Abbiamo parlato di body positivity e della maledetta “prova costume” (QUI), ovvero di quella terribile idea per cui non tutti i corpi sono adatti a essere mostrati in spiaggia, tanto meno in succinti costumi da bagno.
Demonizziamo però la mentalità (o meglio, la società che ci vuole per forza magr* – ma non troppo -, tonich*, abbronzat*, ecc.), non l’indumento!

Come nascono questi striminziti capi d’abbigliamento?

Nel XVIII secolo inizia a diffondersi l’idea che sia di beneficio per la salute svolgere attività balneari in acqua: ovviamente, però, immergersi in mare non è un passatempo considerato adatto alla popolazione femminile, che quindi può farlo solo in parte e comunque con lunghi e ampi abiti di lino con orli in piombo, che coprono interamente il corpo.

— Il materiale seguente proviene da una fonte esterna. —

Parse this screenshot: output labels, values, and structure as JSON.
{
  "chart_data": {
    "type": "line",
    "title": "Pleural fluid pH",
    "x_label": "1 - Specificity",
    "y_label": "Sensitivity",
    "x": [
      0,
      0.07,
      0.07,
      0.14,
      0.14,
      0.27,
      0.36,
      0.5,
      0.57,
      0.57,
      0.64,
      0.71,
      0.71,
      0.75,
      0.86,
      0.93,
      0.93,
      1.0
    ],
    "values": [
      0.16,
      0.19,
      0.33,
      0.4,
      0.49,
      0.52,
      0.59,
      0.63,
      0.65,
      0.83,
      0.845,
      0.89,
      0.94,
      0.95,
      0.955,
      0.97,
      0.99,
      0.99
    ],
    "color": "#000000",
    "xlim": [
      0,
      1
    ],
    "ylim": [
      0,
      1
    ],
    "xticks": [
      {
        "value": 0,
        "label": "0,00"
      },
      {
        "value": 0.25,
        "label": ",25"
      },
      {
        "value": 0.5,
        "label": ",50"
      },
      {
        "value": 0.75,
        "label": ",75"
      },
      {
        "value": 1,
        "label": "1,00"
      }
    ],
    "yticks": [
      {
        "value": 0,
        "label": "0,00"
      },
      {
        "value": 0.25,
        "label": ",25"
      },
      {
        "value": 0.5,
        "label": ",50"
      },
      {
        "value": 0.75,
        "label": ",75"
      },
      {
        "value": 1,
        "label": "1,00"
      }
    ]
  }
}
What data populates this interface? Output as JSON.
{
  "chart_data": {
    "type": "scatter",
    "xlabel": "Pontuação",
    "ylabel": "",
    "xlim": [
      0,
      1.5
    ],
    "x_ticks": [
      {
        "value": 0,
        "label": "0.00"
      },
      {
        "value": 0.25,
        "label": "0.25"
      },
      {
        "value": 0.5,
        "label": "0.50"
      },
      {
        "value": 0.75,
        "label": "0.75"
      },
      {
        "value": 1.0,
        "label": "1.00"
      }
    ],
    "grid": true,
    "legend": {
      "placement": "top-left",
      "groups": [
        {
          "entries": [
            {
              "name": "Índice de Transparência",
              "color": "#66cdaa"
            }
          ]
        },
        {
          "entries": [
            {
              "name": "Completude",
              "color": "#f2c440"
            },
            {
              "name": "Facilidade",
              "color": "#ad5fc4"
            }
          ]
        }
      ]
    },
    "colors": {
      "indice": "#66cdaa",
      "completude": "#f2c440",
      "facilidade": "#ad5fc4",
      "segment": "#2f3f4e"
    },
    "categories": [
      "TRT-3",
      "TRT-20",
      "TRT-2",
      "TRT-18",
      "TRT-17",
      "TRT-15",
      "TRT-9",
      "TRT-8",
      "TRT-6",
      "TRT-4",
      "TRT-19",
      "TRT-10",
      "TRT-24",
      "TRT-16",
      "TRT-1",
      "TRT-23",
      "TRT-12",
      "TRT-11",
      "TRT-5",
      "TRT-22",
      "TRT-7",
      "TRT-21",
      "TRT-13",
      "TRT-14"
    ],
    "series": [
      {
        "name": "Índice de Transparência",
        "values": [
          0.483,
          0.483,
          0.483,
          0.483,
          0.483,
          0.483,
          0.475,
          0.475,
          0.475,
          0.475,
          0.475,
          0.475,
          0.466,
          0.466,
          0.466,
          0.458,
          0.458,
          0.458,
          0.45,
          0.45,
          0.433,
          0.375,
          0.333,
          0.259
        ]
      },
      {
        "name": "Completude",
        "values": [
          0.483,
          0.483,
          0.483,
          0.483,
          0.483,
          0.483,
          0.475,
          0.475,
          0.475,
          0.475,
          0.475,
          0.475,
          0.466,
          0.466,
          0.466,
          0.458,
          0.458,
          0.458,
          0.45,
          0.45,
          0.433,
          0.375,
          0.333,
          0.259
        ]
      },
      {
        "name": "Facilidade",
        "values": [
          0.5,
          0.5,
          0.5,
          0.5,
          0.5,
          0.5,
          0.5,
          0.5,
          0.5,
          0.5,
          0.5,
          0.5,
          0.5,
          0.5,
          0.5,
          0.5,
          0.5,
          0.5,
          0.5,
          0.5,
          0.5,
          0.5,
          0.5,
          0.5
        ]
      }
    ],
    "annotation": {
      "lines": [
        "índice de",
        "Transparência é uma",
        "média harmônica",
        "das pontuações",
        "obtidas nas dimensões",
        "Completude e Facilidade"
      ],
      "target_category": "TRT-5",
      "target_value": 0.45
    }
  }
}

Nel corso del diciannovesimo secolo questi abiti vengono man mano resi meno ampi, mantenendo comunque una copertura totale della pericolosissima silhouette femminile.

Procediamo velocemente e arriviamo alla prima vera svolta: è l’inizio del 1900 quando Annette Kellerman, una nuotatrice professionista australiana, dà scandalo indossando un costume a un pezzo unico, una specie di tuta più o meno attillata che lascia le braccia scoperte.

Fuori dalle competizioni sportive, in cui viene accettato questo capo, anche se con molte riserve, su una spiaggia del Massachusetts Annette viene arrestata per uno scandaloso costume che lascia scoperte addirittura anche le gambe.

Pian piano, però, iniziano a essere introdotti costumi sempre più simili a quello che oggi consideriamo “intero”, sempre con iniziali scandali e scossoni, per poi arrivare a un’accettazione più o meno ampia.

Come si arriva, però, al “due pezzi”?

È il 1932 e il couturier parigino Jacques Heim lancia l“Atome”: il primo costume in due pezzi che qualche coraggiosa inizia a indossare, mostrando un ventre fino ad allora sempre nascosto.
C’è stato un periodo in cui pensavamo che l’atomo fosse la più piccola parte in cui si potesse dividere la materia… Be’, ci sbagliavamo.

Dopo la Seconda Guerra Mondiale, l’ingegnere automobilistico Louis Réard, ispirato da alcune donne che arrotolavano i propri costumi “Atome” per aumentare l’esposizione della pelle al sole e dopo aver preso le redini della materna boutique di lingerie, decide di ridurre ancora la quantità di stoffa dei costumi a due pezzi (una scelta anche economica), realizzando di fatto il “Bikini”.
Il nome riprende il concetto “atomico”, essendo ispirato all’atollo delle Isole Marshall, bombardato da test nucleari statunitensi nel luglio del 1946.

L’impatto è anche più esplosivo: Réard dovette ricorrere al favore di Micheline Bernardini, ballerina senza veli al Casino de Paris, per presentare il suo nuovo costume alle piscine Molitor di Parigi. 

Ovviamente l’accoglienza è MOLTO RUMOROSA.

In molti paesi il costume è bandito, il Vaticano esprime pareri a dir poco molto critici.

Louis Réard però ricevette anche molte lettere di approvazione, soprattutto da uomini. 

Direte voi: quindi il bikini è un indumento striminzito ideato da un uomo (anzi, due uomini), talmente tanto audace da essere stato indossato per la prima volta da una donna il cui lavoro era proprio quello di piacere agli uomini?
Verissimo, ma non vediamo sempre tutto solo con occhi accusatori.

Negli anni Sessanta il costume a due pezzi diviene simbolo della rivoluzione sessuale e della riappropriazione del proprio corpo da parte delle donne: perché, se anche sono stati degli uomini a progettare questo indumento, ricordiamo che erano stati proprio degli altri uomini a costringerci a coprire il nostro corpo all’inverosimile, a nasconderlo, a considerarlo satanico e peccaminoso.

Anche solo la possibilità del bikini, ovvero di un capo che lascia scoperto il nostro corpo in pubblico senza essere necessariamente un indumento sexy, è una rivoluzione di per sé.
Ci regala una scelta che prima era inimmaginabile: posso andare in spiaggia, posso fare il bagno in mare, posso nuotare, posso prendere il sole e posso mostrare il mio corpo, non devo più nasconderlo e vergognarmene.

Proprio per questo, al bikini non interessa la prova costume. 

E non dovrebbe interessare manco a noi: mettetevi il costume che vi piace di più, che vi fa stare meglio, che vi sentite più comodo addosso e buttatevi in acqua, ché è una goduria. Come la libertà.